A mass merchant may not have the budget, as Talbots did, to mail a Valentine's Day chocolate from the ceo to each of the chain's best female customers--but part of the reason is that mass merchants haven't captured a list of those customers. This will begin changing with the recent introduction of private label credit cards by chains from Target to Caldor. The Ames 55 Gold seniors discount program has captured nearly one million names and addresses in its first six months. Ames president and ceo Joe Ettore believes this customer base is more responsive than average to direct mail and to good price/value offers.
Effective use of database marketing can be as simple as a postcard mailing to announce in-store event promotions aimed at specific customer segments. Talbots uses a range of methods and vehicles to profit by its captured information.
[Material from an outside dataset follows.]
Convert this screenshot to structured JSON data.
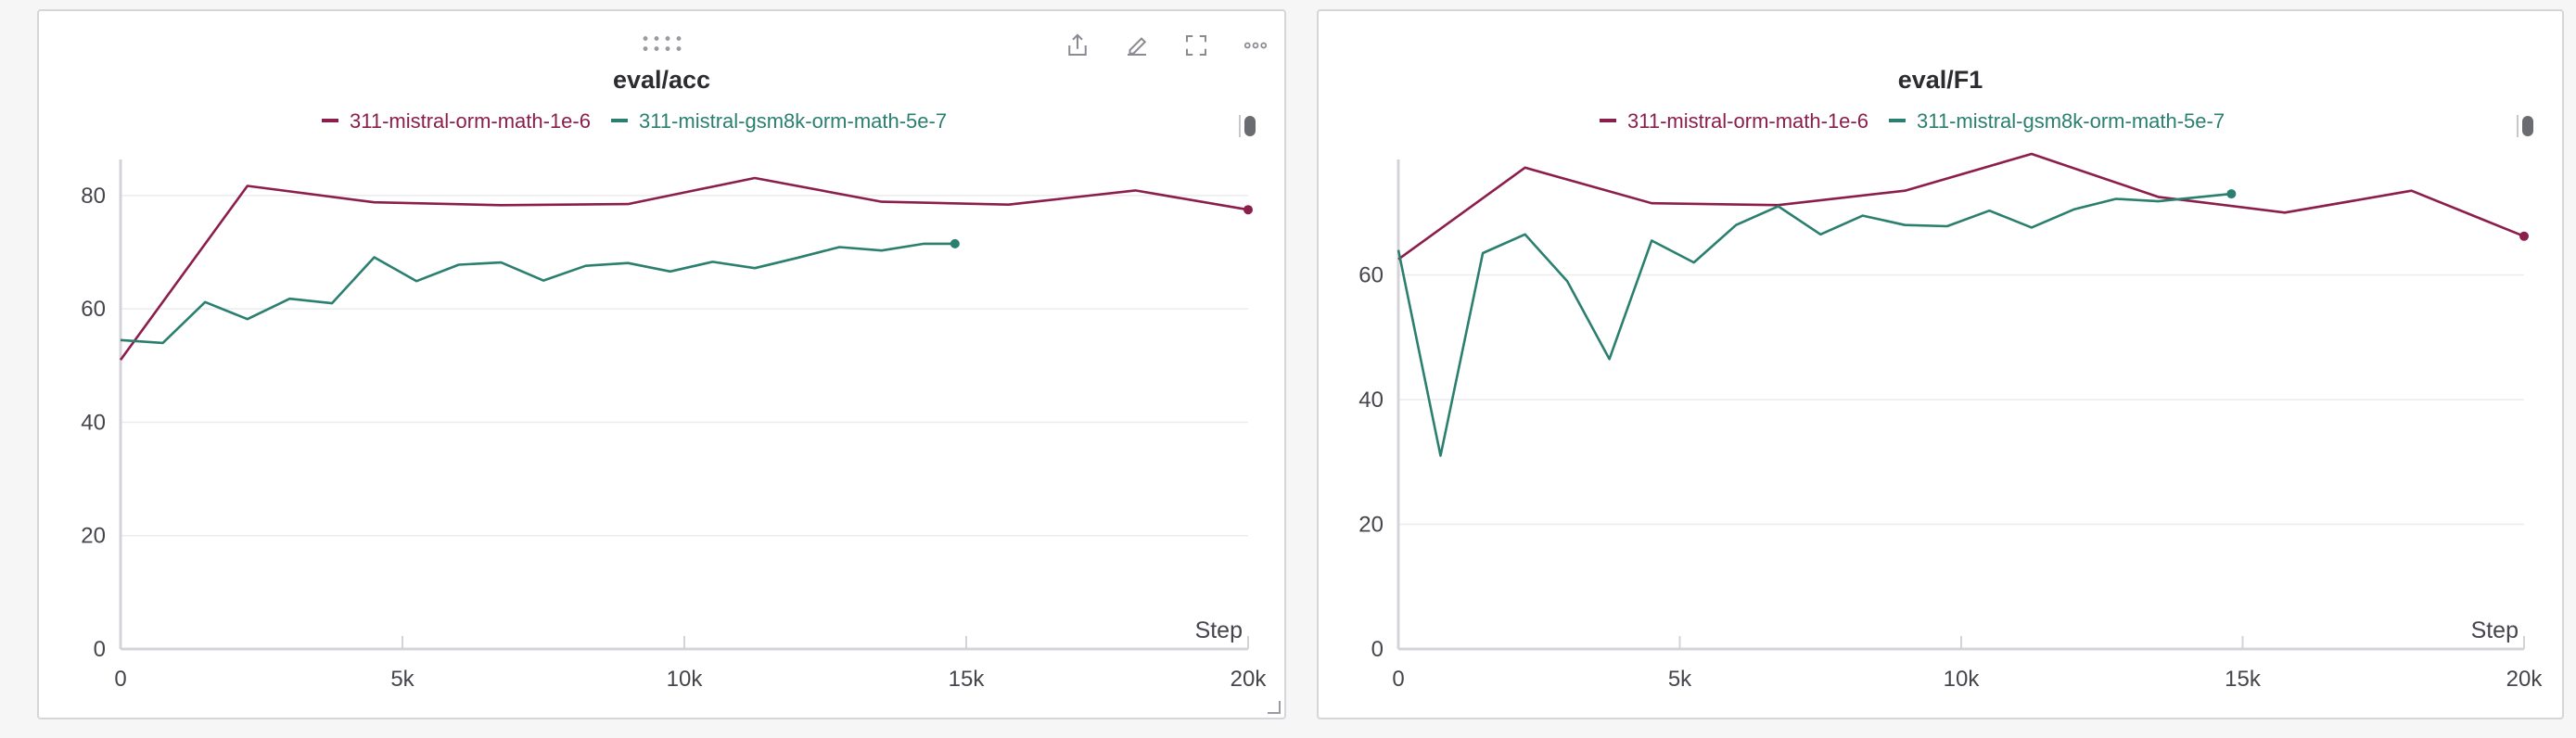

These efforts are part of the reason this apparel retailer is enjoying solid growth--including a 10% gain in March 1995 over the same period last year--in a hard hit industry.
Category killers like Circuit City and off-price apparel chains like Loehmann's have already integrated database marketing into their strategic and day-to-day operations. General merchandisers face tougher decisions on its use, since the costs may appear daunting and the benefits are harder to predict accurately. But some degree of risk is taken every time a weekly advertising circular goes out, and the gain is generally short term.
Database marketing can pay dividends well beyond a periodic spike in volume, as valuable as that can be.